The evolution of select-service and extended-stay hotels has driven the sector’s investment appeal to new heights.
In the early 2000s, select-service and extended-stay hotels operated as more clearly defined sectors, differentiated by their target market and length of stays. During this period, individual owners dominated the market with only a handful of prominent brands available. However, in recent years, the distinctions between select-service and extended-stay hotels have become increasingly blurred. Select-service hotels now incorporate extended-stay amenities including in-room kitchenettes and flexible workspaces, while extended-stay hotels have added business centers with more of its brands incorporating 24/7 self-service marketplaces as seen in Everhome Suites.
Today, the select-service and extended-stay hotel sectors have converged into one, boasting more than 200 brands (existing and in the pipeline) and gaining notable market share by expanding into primary, urban, and resort locations. As a result of this evolution and growth, investor interest has accelerated to its highest level ever.
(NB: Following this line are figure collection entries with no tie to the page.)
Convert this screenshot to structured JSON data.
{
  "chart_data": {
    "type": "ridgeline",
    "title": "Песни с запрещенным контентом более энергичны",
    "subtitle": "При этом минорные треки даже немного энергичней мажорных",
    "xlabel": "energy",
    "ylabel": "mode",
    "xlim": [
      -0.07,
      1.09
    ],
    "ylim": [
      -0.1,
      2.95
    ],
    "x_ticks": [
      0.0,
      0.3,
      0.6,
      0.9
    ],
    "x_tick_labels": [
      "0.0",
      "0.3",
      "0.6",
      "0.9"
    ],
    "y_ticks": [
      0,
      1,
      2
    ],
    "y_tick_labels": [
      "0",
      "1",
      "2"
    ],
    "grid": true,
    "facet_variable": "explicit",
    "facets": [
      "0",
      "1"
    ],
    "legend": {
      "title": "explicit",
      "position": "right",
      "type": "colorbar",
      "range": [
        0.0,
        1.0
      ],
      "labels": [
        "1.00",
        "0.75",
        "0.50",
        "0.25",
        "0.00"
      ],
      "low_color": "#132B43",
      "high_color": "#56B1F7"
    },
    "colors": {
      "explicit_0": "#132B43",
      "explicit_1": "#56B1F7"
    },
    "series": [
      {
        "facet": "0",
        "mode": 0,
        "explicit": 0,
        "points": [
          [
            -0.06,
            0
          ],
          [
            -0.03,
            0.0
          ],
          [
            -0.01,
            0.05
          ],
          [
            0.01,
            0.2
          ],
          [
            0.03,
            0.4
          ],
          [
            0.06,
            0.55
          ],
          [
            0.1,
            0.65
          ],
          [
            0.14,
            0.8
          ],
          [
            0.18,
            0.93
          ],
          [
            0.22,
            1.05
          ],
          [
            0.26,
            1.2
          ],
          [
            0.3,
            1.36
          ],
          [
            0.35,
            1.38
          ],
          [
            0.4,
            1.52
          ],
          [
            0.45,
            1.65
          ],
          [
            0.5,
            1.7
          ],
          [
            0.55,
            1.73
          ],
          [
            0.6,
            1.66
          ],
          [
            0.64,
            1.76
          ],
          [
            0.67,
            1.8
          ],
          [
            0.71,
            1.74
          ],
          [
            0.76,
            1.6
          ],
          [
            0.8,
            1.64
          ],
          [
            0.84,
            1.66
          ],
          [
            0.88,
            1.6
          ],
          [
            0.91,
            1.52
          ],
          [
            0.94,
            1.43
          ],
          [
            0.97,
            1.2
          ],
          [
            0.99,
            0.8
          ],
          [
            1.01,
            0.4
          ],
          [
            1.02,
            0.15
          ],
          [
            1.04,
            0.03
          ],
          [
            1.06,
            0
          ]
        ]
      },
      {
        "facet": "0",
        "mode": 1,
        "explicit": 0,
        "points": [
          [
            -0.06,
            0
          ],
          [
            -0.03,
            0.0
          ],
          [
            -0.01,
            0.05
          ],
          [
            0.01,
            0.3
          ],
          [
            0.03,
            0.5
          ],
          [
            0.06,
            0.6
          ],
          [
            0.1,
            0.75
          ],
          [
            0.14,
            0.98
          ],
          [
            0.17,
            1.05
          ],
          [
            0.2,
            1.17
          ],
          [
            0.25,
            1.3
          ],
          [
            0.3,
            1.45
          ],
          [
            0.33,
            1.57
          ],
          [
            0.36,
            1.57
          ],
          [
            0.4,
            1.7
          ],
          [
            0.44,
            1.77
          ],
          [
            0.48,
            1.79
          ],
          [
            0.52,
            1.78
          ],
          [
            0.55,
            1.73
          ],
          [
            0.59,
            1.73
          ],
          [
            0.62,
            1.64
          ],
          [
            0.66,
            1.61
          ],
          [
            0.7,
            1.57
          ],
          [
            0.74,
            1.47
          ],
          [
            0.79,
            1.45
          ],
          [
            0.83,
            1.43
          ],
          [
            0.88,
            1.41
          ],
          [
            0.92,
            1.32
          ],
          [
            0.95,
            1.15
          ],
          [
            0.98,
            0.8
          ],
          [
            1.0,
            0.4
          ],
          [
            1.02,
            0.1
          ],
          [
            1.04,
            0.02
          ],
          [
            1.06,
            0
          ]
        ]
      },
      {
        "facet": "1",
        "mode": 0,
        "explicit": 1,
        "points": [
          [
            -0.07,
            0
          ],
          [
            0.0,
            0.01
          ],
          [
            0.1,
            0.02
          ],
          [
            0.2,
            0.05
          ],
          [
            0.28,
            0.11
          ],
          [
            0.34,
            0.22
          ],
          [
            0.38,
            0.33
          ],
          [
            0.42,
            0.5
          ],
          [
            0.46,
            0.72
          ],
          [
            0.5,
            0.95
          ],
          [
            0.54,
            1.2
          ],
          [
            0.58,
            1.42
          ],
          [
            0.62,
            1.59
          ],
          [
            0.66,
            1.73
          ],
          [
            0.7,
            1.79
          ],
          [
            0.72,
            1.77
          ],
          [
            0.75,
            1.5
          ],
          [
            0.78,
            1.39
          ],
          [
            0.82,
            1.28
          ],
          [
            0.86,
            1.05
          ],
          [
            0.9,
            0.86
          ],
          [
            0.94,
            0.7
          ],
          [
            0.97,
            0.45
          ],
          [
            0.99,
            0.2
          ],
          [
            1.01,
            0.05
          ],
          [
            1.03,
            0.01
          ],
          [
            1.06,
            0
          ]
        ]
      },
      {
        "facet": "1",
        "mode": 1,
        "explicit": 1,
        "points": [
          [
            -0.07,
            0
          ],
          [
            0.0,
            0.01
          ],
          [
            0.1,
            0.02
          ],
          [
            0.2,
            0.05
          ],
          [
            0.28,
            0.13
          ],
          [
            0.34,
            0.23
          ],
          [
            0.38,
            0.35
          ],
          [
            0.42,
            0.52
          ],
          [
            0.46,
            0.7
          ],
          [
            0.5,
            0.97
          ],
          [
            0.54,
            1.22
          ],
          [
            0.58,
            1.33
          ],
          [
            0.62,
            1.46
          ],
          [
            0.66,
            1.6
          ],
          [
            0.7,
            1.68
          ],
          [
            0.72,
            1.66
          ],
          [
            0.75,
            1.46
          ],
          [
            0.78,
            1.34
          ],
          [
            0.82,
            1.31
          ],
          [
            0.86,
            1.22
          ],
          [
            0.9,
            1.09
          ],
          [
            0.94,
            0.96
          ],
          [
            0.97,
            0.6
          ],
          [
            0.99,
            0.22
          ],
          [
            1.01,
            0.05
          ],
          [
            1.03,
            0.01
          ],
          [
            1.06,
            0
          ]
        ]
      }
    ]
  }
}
In the period between 2020 and Q3 2023, the number of first-time buyers* of select-service and extended-stay hotels hit a record-high at 855 total.
This is more than three times the number of first-time buyers recorded between 2008 and 2011. With the average yield for the combined select-service and extended-stay sector achieving a 10-year high through the first nine months of 2023 and average deal size at a record low of $16 million, expect even more opportunity for investors over the long-term.
- Evolution of a growing consumer demand base underpins an optimistic long-term outlook.
- A larger share of consumers is being captured in primary markets, signaled by supply shift.
- Select-service and extended-stay hotels comprise an increasing portion of total U.S. hotel liquidity driven by rising yields and robust operating performance.
- Select-service and extended-stay hotels have generally been more attractive for lenders underpinned by lower cheque sizes and durable profit margins.